Sem o saber, Heloísa Pinto inspirou uma das mais populares canções de sempre, só superada em número de versões por “Yesterday” (por azar, uma das mais dengosas canções dos Beatles). Muitas dessas versões não foram cantadas na forma original, mas na versão em língua inglesa, da autoria de Norman Gimbel – “The Girl from Ipanema” – e a maior parte é medíocre, para não dizer pior. A canção foi maltratada por gente tão variada quanto Madonna, Amy Winehouse, a banda de metal brasileira Sepultura e estrelas da K-pop.

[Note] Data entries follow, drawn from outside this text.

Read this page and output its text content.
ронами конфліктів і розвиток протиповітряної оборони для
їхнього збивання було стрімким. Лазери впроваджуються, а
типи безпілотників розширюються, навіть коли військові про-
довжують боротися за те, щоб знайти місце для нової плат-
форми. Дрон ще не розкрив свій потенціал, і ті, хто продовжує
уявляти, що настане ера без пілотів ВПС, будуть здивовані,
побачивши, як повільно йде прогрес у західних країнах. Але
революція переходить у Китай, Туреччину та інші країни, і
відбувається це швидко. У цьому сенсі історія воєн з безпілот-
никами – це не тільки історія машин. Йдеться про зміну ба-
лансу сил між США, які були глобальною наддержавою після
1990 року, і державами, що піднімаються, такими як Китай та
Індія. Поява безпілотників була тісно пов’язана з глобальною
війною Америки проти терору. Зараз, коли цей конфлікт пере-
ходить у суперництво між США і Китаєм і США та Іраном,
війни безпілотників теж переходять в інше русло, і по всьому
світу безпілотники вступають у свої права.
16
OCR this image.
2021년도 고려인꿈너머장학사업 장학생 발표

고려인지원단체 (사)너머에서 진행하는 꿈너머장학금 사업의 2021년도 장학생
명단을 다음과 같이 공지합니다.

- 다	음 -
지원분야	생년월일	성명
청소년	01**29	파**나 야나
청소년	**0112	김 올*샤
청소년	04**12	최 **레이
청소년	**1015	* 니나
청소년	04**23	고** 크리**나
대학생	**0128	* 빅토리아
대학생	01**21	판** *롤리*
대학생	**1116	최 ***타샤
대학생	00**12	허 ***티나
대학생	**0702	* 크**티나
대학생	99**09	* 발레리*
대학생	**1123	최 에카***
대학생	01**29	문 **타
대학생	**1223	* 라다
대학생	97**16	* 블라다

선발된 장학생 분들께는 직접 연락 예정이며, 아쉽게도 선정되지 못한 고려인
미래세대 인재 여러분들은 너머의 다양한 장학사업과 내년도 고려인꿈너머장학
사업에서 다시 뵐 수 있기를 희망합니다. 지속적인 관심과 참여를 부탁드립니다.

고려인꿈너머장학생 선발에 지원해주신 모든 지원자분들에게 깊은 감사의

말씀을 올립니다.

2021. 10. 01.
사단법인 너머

Heloísa Pinto fez carreira como modelo (nomeadamente com aparições na Playboy brasileira), actriz de telenovela e apresentadora de programas televisivos de grande audiência e em 2009 lançou a sua própria marca de roupa. Antes, em 1996, já fundara a cadeia de boutiques Garota de Ipanema, o que lhe valeu um processo judicial pelos herdeiros de Jobim e Moraes, alegando que ter sido fonte de inspiração para a canção não lhe conferia o direito a usar o seu título. O tribunal decidiu em favor de Pinto, reconhecendo formalmente que era ela a “coisa mais linda/ Mais cheia de graça/ [...] Que vem e que passa/ No doce balanço, a caminho do mar”.

Recomendado: Dez encontros felizes entre jazz e bossa nova

Dez versões de “Garota de Ipanema”

Pery Ribeiro

Ano de gravação: 1962
Álbum: Pery É Todo Bossa (Odeon)

Como muitas vezes acontece com canções que se tornam grandes êxitos, a primeira gravação passou despercebida: Foi realizada em 1962 pelo cantor de bossa nova e jazz Pery Ribeiro (1937-2012) e foi incluída no seu 2.º álbum, Pery É Todo Bossa, lançado em Janeiro de 1963.

Stan Getz & João Gilberto

Ano de gravação: 1963
Álbum: Getz/Gilberto (Verve)

A versão que projectou a canção para o estrelato foi a que foi registada em Nova Iorque em 18-19 de Março de 1963, por Stan Getz e João Gilberto (ver Dez versões de “Desafinado”), sessões de que também fizeram parte Tom Jobim (piano), Sebastião Neto (contrabaixo) e Milton Banana (bateria). Inicialmente, a ideia era que a canção fosse cantada por João Gilberto, mas surgiu a ideia de fazer uma versão bilingue. A pífia versão inglesa foi atamancada por Norman Gimbel, que pretendia remover a menção a Ipanema, por entender que nada significava para o público americano, e Jobim teve de pugnar para que fosse mantida. Como Gilberto não sabia inglês, foi sugerido que a sua mulher, Astrud, se encarregasse da metade em inglês, embora ela não tivesse qualquer experiência profissional como cantora e o seu inglês fosse pouco seguro. O resultado poderia ter sido um desastre, mas é precisamente o desconhecimento das técnicas (e maneirismos!) dos cantores com formação e experiência e a aproximativa pronúncia inglês de Astrud Gilberto que conferem à sua interpretação uma candura, despretensão e genuinidade que fazem o seu encanto.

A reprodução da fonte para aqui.